Koniunktura będzie sprzyjać poprawie zysków

Dzięki efektowi dźwigni operacyjnej część spółek powinna ponadprzeciętnie skorzystać z lepszej sytuacji w gospodarce. Które to firmy?

Publikacja: 22.03.2015 18:37

Koniunktura będzie sprzyjać poprawie zysków

Foto: Fotorzepa/Grzegorz Psujek

Analitycy sygnalizują, że wyniki spółek notowanych na warszawskim parkiecie będą się poprawiać. Dzięki efektowi wysokiej dźwigni operacyjnej w niektórych przypadkach może nastąpić wręcz skokowa zmiana zysków. Które spółki przy relatywnie niewielkim wzroście przychodów będą mogły się pochwalić znacznie wyższymi zarobkami?

Koszty w dół, czas na przychody

Widoczne już w Polsce i Europie ożywienie gospodarcze zaczyna się przekładać na wzrost obrotów rodzimych spółek. Ich dynamika nie zawsze proporcjonalnie przekłada się na wzrost zysków. Jest wiele firm, w przypadku których gdy koniunktura wyraźnie się poprawia, dynamika zysków przyspiesza jeszcze bardziej. Poziom wrażliwości zysku operacyjnego (EBIT) na zmianę przychodów z działalności operacyjnej ma bezpośredni związek z wysokim udziałem kosztów stałych w kosztach całkowitych spółki. W okresie ożywienia gospodarczego spółki o wysokim poziomie dźwigni operacyjnej zwiększają zyski znacznie szybciej od spółek, których koszty zmienne stanowią znaczną część kosztów całkowitych. – W przypadku spółek z wysoką dźwignią operacyjną nawet niewielki wzrost wolumenów sprzedaży przekłada się na silny wzrost zysku operacyjnego. Wszystko wskazuje na to, że znajdujemy się mniej więcej w środku fazy ożywienia, dynamika produkcji przemysłowej, sprzedaży detalicznej i inne wskaźniki mają szansę dalej się poprawiać, co przełoży się na wyniki przedsiębiorstw. Zwłaszcza że część podmiotów wydaje się do tego dobrze przygotowana – uważa Kamil Hajdamowicz, analityk BM BNP Paribas Polska.

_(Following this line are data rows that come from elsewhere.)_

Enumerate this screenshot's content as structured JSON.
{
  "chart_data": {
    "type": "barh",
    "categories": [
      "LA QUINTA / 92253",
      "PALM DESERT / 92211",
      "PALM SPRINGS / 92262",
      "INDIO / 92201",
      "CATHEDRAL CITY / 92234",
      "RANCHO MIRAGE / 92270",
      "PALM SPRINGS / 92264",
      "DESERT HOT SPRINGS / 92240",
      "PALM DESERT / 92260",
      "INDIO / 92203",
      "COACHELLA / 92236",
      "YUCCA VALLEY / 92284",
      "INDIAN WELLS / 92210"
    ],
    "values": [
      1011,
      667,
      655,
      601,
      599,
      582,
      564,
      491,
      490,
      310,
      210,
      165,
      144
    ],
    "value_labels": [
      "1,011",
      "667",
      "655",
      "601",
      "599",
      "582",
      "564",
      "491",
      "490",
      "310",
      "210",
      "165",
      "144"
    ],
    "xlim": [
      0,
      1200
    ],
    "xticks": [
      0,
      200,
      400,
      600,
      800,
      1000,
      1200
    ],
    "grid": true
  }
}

Na obecnym etapie ożywienia koniunktury gospodarczej poprawa zysków operacyjnych jest najbardziej zauważalna w przypadku spółek, które zdołały przeprowadzić restrukturyzację kosztową. – Do tej pory głównym źródłem wzrostu zysków w spółkach były działania polegające na cięciu zbędnych kosztów i szukaniu oszczędności, co w wielu przypadkach przyniosło rezultaty w postaci poprawy marż. Do tego warto dodać brak presji kosztowej, do czego przyczynił się spadek cen surowców, który ograniczył koszty produkcji, a także obniżki stóp procentowych, co zaowocowało spadkiem kosztów finansowych. Zakładana poprawa koniunktury w Polsce i strefie euro i ożywienie popytu powinny sprawić, że wiele firm odczuje pozytywne efekty także po stronie przychodów – uważa Zbigniew Porczyk, analityk Trigon DM.

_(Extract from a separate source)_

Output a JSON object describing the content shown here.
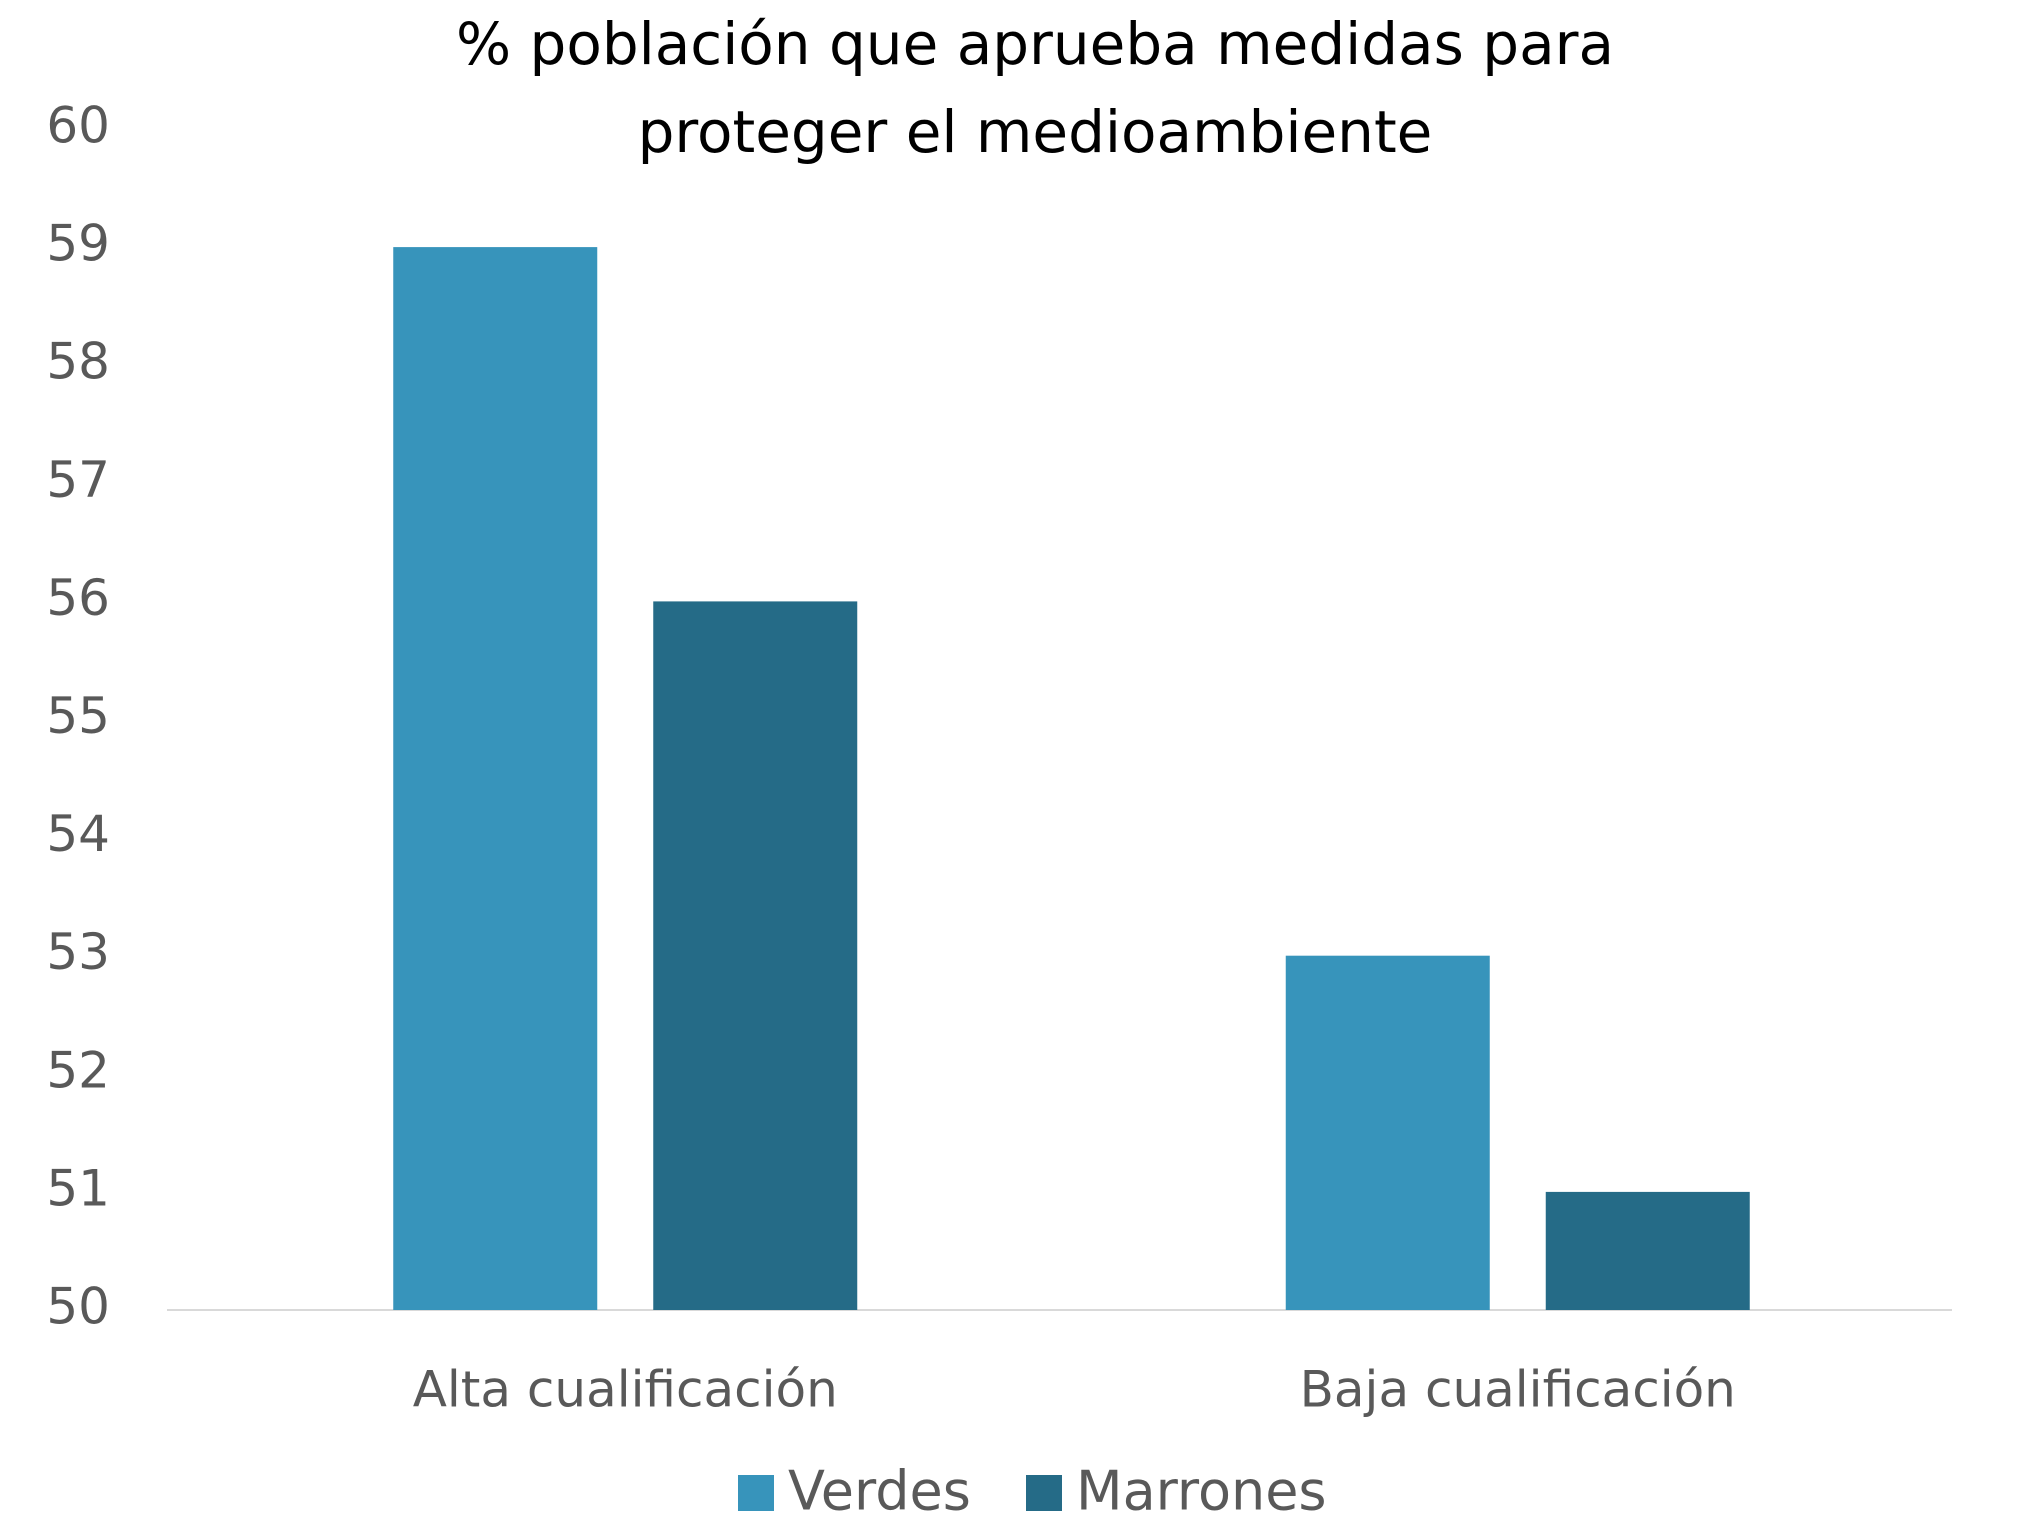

Przekonuje, że lata 2015–2016 mogą być korzystne dla spółek charakteryzujących się wysokim poziomem dźwigni operacyjnej. – Uważam, że w warunkach wzrostu gospodarczego wiele spółek może pozytywnie zaskoczyć wynikami. Dotyczy to zwłaszcza tych spółek, które wyraźnie poprawiły swoją efektywność, a nie miały jeszcze okazji pokazać pełni swoich możliwości, ile są w stanie tak naprawdę zarabiać w okresie mocno sprzyjającej koniunktury. One są najlepiej przygotowane, by w pełni wykorzystać okres boomu gospodarczego, który – w co mocno wierzę – jest dopiero przed nami – uważa ekspert Trigon DM.

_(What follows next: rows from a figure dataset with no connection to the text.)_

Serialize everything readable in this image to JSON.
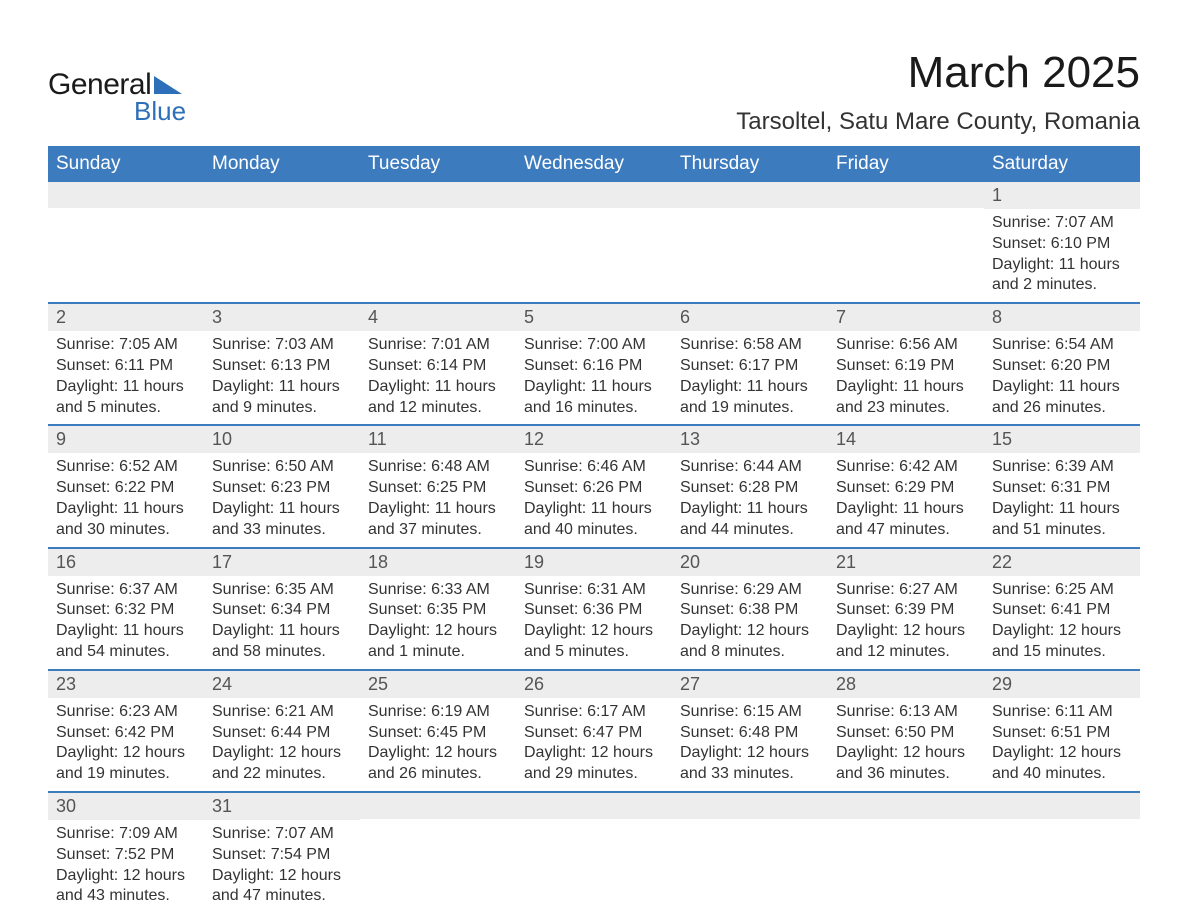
{
  "logo": {
    "text_general": "General",
    "text_blue": "Blue"
  },
  "header": {
    "title": "March 2025",
    "location": "Tarsoltel, Satu Mare County, Romania"
  },
  "colors": {
    "header_bg": "#3d7bbf",
    "header_text": "#ffffff",
    "daynum_bg": "#ededed",
    "daynum_text": "#555555",
    "body_text": "#333333",
    "divider": "#3d7bbf",
    "logo_blue": "#2d6fb8",
    "page_bg": "#ffffff"
  },
  "typography": {
    "title_fontsize": 44,
    "location_fontsize": 24,
    "dayheader_fontsize": 19,
    "daynum_fontsize": 18,
    "body_fontsize": 16
  },
  "day_names": [
    "Sunday",
    "Monday",
    "Tuesday",
    "Wednesday",
    "Thursday",
    "Friday",
    "Saturday"
  ],
  "weeks": [
    [
      null,
      null,
      null,
      null,
      null,
      null,
      {
        "day": "1",
        "sunrise": "Sunrise: 7:07 AM",
        "sunset": "Sunset: 6:10 PM",
        "daylight": "Daylight: 11 hours and 2 minutes."
      }
    ],
    [
      {
        "day": "2",
        "sunrise": "Sunrise: 7:05 AM",
        "sunset": "Sunset: 6:11 PM",
        "daylight": "Daylight: 11 hours and 5 minutes."
      },
      {
        "day": "3",
        "sunrise": "Sunrise: 7:03 AM",
        "sunset": "Sunset: 6:13 PM",
        "daylight": "Daylight: 11 hours and 9 minutes."
      },
      {
        "day": "4",
        "sunrise": "Sunrise: 7:01 AM",
        "sunset": "Sunset: 6:14 PM",
        "daylight": "Daylight: 11 hours and 12 minutes."
      },
      {
        "day": "5",
        "sunrise": "Sunrise: 7:00 AM",
        "sunset": "Sunset: 6:16 PM",
        "daylight": "Daylight: 11 hours and 16 minutes."
      },
      {
        "day": "6",
        "sunrise": "Sunrise: 6:58 AM",
        "sunset": "Sunset: 6:17 PM",
        "daylight": "Daylight: 11 hours and 19 minutes."
      },
      {
        "day": "7",
        "sunrise": "Sunrise: 6:56 AM",
        "sunset": "Sunset: 6:19 PM",
        "daylight": "Daylight: 11 hours and 23 minutes."
      },
      {
        "day": "8",
        "sunrise": "Sunrise: 6:54 AM",
        "sunset": "Sunset: 6:20 PM",
        "daylight": "Daylight: 11 hours and 26 minutes."
      }
    ],
    [
      {
        "day": "9",
        "sunrise": "Sunrise: 6:52 AM",
        "sunset": "Sunset: 6:22 PM",
        "daylight": "Daylight: 11 hours and 30 minutes."
      },
      {
        "day": "10",
        "sunrise": "Sunrise: 6:50 AM",
        "sunset": "Sunset: 6:23 PM",
        "daylight": "Daylight: 11 hours and 33 minutes."
      },
      {
        "day": "11",
        "sunrise": "Sunrise: 6:48 AM",
        "sunset": "Sunset: 6:25 PM",
        "daylight": "Daylight: 11 hours and 37 minutes."
      },
      {
        "day": "12",
        "sunrise": "Sunrise: 6:46 AM",
        "sunset": "Sunset: 6:26 PM",
        "daylight": "Daylight: 11 hours and 40 minutes."
      },
      {
        "day": "13",
        "sunrise": "Sunrise: 6:44 AM",
        "sunset": "Sunset: 6:28 PM",
        "daylight": "Daylight: 11 hours and 44 minutes."
      },
      {
        "day": "14",
        "sunrise": "Sunrise: 6:42 AM",
        "sunset": "Sunset: 6:29 PM",
        "daylight": "Daylight: 11 hours and 47 minutes."
      },
      {
        "day": "15",
        "sunrise": "Sunrise: 6:39 AM",
        "sunset": "Sunset: 6:31 PM",
        "daylight": "Daylight: 11 hours and 51 minutes."
      }
    ],
    [
      {
        "day": "16",
        "sunrise": "Sunrise: 6:37 AM",
        "sunset": "Sunset: 6:32 PM",
        "daylight": "Daylight: 11 hours and 54 minutes."
      },
      {
        "day": "17",
        "sunrise": "Sunrise: 6:35 AM",
        "sunset": "Sunset: 6:34 PM",
        "daylight": "Daylight: 11 hours and 58 minutes."
      },
      {
        "day": "18",
        "sunrise": "Sunrise: 6:33 AM",
        "sunset": "Sunset: 6:35 PM",
        "daylight": "Daylight: 12 hours and 1 minute."
      },
      {
        "day": "19",
        "sunrise": "Sunrise: 6:31 AM",
        "sunset": "Sunset: 6:36 PM",
        "daylight": "Daylight: 12 hours and 5 minutes."
      },
      {
        "day": "20",
        "sunrise": "Sunrise: 6:29 AM",
        "sunset": "Sunset: 6:38 PM",
        "daylight": "Daylight: 12 hours and 8 minutes."
      },
      {
        "day": "21",
        "sunrise": "Sunrise: 6:27 AM",
        "sunset": "Sunset: 6:39 PM",
        "daylight": "Daylight: 12 hours and 12 minutes."
      },
      {
        "day": "22",
        "sunrise": "Sunrise: 6:25 AM",
        "sunset": "Sunset: 6:41 PM",
        "daylight": "Daylight: 12 hours and 15 minutes."
      }
    ],
    [
      {
        "day": "23",
        "sunrise": "Sunrise: 6:23 AM",
        "sunset": "Sunset: 6:42 PM",
        "daylight": "Daylight: 12 hours and 19 minutes."
      },
      {
        "day": "24",
        "sunrise": "Sunrise: 6:21 AM",
        "sunset": "Sunset: 6:44 PM",
        "daylight": "Daylight: 12 hours and 22 minutes."
      },
      {
        "day": "25",
        "sunrise": "Sunrise: 6:19 AM",
        "sunset": "Sunset: 6:45 PM",
        "daylight": "Daylight: 12 hours and 26 minutes."
      },
      {
        "day": "26",
        "sunrise": "Sunrise: 6:17 AM",
        "sunset": "Sunset: 6:47 PM",
        "daylight": "Daylight: 12 hours and 29 minutes."
      },
      {
        "day": "27",
        "sunrise": "Sunrise: 6:15 AM",
        "sunset": "Sunset: 6:48 PM",
        "daylight": "Daylight: 12 hours and 33 minutes."
      },
      {
        "day": "28",
        "sunrise": "Sunrise: 6:13 AM",
        "sunset": "Sunset: 6:50 PM",
        "daylight": "Daylight: 12 hours and 36 minutes."
      },
      {
        "day": "29",
        "sunrise": "Sunrise: 6:11 AM",
        "sunset": "Sunset: 6:51 PM",
        "daylight": "Daylight: 12 hours and 40 minutes."
      }
    ],
    [
      {
        "day": "30",
        "sunrise": "Sunrise: 7:09 AM",
        "sunset": "Sunset: 7:52 PM",
        "daylight": "Daylight: 12 hours and 43 minutes."
      },
      {
        "day": "31",
        "sunrise": "Sunrise: 7:07 AM",
        "sunset": "Sunset: 7:54 PM",
        "daylight": "Daylight: 12 hours and 47 minutes."
      },
      null,
      null,
      null,
      null,
      null
    ]
  ]
}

Pierwsze efekty już widoczne

Pierwsze efekty ożywienia są już dostrzegalne w wynikach spółek. Wśród beneficjentów poprawiającej się koniunktury analitycy wskazują na podmioty, których kondycja jest powiązana z konsumpcją prywatną. Mateusz Namysł, analityk Raiffeisen Brokers, wskazuje, że efekt dźwigni operacyjnej jest dostrzegalny w spółkach handlu detalicznego, w branży turystycznej oraz spółkach zajmujących się wynajmem sprzętu budowlanego. – Z pewnością dwóm pierwszym branżom sprzyja sytuacja polskiego konsumenta. Zmniejsza się bezrobocie, rosną płace oraz mamy do czynienia deflacją, a to wszystko powoduje, że obecnie konsumenci mniej boją się o swoje miejsca pracy. To powoduje, że chętnie wydają oni swoje pieniądze na ubrania, buty czy wycieczki. Spowodowało to już wzrost sprzedaży firm oferujących te dobra i usługi. Ponadto widać ożywienie w segmencie budowlanym, co będzie sprzyjało takim przedsiębiorstwom jak Herkules czy Ulma, wynajmującym sprzęt budowlany – wyjaśnia specjalista.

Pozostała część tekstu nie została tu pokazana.